Aparecieron dos pares de manos dispuestas a sacarme del coche. Yo seguía abrazando a Chubs y me resultaba imposible moverme. Había muchísima sangre. Pataleé y di cabezazos contra quien quiera que estuviera intentando separarnos.
—Ruby, cariño —dijo Cate, sentada de repente a mi lado—. Ruby, ahora tienes que soltarlo.
Había cometido un error. Aquello era un error. No tendría que haberlos llamado. Me envolvía un sonido terrible, y no fue hasta que vi a Liam, hasta que tiró de mí cogiéndome por los hombros, cuando me di cuenta de que llevaba todo aquel rato gritando.
Tres vehículos rodeaban nuestro inútil y humeante trasto. Tres todoterrenos.
—Si lo ayudáis, iremos con vosotros —oí que Liam le decía a Cate—. Iremos con vosotros.

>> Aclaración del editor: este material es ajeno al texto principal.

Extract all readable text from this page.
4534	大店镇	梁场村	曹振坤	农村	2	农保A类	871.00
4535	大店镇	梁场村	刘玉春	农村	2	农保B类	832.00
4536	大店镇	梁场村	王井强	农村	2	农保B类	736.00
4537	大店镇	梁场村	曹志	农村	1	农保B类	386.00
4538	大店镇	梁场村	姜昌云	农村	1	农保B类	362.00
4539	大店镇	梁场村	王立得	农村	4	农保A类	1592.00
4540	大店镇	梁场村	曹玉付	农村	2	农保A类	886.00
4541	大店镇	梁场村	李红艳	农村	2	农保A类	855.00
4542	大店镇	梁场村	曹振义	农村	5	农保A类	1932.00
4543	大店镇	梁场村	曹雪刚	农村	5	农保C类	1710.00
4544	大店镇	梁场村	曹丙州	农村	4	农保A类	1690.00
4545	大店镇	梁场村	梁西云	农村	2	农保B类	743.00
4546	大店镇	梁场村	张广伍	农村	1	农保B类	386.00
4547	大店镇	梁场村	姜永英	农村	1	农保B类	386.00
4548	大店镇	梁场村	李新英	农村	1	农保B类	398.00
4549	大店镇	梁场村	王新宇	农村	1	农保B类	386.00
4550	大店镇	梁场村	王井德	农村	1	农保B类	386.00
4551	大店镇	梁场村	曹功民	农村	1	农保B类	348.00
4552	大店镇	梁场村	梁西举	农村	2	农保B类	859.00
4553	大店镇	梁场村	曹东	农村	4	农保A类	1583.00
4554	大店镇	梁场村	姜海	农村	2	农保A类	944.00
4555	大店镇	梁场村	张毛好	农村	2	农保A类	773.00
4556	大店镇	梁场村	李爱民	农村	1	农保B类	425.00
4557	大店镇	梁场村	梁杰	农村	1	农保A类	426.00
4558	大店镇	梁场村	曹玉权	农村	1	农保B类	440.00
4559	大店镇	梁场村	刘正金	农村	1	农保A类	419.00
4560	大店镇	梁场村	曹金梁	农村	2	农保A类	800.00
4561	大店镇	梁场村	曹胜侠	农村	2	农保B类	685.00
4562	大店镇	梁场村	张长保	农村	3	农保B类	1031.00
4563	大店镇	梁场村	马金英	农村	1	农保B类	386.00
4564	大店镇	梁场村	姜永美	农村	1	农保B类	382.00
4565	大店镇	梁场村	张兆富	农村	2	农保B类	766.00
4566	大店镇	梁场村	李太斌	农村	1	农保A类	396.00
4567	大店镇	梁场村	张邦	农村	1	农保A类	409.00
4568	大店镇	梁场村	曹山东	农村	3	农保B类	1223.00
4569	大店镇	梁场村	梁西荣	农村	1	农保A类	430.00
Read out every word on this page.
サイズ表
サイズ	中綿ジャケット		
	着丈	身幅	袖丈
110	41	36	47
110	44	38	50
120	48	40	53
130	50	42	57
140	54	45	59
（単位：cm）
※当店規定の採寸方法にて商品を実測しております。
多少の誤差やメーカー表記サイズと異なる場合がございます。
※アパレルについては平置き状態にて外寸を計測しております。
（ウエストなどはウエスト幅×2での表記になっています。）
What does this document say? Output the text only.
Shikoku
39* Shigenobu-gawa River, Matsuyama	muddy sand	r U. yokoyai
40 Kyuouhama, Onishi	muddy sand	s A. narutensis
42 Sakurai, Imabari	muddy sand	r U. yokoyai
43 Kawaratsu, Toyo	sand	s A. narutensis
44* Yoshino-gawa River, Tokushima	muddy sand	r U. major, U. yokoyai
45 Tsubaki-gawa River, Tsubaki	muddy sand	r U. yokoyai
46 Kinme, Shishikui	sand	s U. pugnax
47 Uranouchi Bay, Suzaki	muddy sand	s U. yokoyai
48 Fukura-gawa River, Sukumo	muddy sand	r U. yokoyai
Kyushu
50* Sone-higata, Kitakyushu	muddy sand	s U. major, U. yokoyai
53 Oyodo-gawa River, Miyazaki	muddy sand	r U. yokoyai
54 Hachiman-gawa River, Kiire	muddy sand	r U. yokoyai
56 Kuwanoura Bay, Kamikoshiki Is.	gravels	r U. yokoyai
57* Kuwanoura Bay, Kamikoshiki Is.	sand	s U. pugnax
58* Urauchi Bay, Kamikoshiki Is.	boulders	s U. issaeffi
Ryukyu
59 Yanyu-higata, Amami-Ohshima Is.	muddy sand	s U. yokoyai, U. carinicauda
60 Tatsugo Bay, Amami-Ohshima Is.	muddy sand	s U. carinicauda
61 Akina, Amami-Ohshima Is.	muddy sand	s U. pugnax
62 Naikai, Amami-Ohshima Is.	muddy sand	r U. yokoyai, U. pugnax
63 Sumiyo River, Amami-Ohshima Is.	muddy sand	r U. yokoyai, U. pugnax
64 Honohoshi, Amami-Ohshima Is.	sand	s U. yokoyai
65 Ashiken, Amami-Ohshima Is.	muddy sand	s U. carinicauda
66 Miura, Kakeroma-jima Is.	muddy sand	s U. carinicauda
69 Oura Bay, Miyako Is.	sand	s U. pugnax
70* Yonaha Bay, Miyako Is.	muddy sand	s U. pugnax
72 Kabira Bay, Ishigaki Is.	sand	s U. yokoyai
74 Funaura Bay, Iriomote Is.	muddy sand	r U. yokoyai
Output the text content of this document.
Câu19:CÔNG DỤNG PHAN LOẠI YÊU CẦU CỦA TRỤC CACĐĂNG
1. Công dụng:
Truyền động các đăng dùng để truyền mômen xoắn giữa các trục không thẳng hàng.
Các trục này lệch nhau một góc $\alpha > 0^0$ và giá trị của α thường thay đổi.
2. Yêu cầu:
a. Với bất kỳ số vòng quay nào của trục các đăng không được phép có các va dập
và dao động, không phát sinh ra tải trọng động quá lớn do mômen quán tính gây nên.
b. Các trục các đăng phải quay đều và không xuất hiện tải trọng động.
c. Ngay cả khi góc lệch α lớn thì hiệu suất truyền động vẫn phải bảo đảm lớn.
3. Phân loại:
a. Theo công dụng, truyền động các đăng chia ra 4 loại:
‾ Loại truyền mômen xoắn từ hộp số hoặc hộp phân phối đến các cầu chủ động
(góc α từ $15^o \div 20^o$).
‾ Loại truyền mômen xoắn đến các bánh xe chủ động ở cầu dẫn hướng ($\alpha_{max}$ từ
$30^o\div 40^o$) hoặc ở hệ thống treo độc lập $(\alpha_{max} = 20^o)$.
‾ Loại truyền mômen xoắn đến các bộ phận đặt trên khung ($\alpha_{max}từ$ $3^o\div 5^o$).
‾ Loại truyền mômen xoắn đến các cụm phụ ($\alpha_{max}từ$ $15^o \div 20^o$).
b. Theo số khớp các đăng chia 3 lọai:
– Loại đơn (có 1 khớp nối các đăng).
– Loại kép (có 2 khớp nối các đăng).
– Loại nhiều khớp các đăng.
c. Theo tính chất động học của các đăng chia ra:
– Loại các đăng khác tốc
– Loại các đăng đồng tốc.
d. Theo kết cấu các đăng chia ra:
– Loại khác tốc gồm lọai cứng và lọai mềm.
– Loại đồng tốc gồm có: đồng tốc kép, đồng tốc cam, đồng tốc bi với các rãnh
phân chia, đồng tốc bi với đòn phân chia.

Haremos todo lo que queráis.
—¡No! —grité—. ¡No!
Liam me sujetaba, pero me di cuenta de que le temblaban los brazos. Cargaron la figura inmóvil de Chubs en la parte trasera de uno de los todoterrenos y en cuanto cerraron la puerta, el coche arrancó y se incorporó a la autopista. Notaba aún el calor de la sangre de Chubs en mi piel, enfriándose a cada segundo que pasaba, y la sensación me provocó un fuerte estremecimiento.
—Por favor —dijo Liam, con voz quebrada—. Intenta calmarte. Tienes que tranquilizarte. Estoy contigo. Estoy aquí.
Noté un pinchazo en la nuca; una sensación que desapareció en un instante, más veloz que una inspiración para coger aire. Los músculos se me relajaron al instante. Noté que caminaba arrastrándome, con las piernas entumecidas, y que la imagen de un todoterreno blanco se iba desenfocando. «¿Lee?», quise decir, pero me pesaba la lengua. Alguien me cubrió la cara con una capucha oscura, y noté que me levantaban… que volaba por los aires, que alguien me levantaba igual que lo hacía mi padre cuando era pequeña. Cuando creía que de mayor sería capaz de volar.
Y luego llegó la oscuridad de verdad.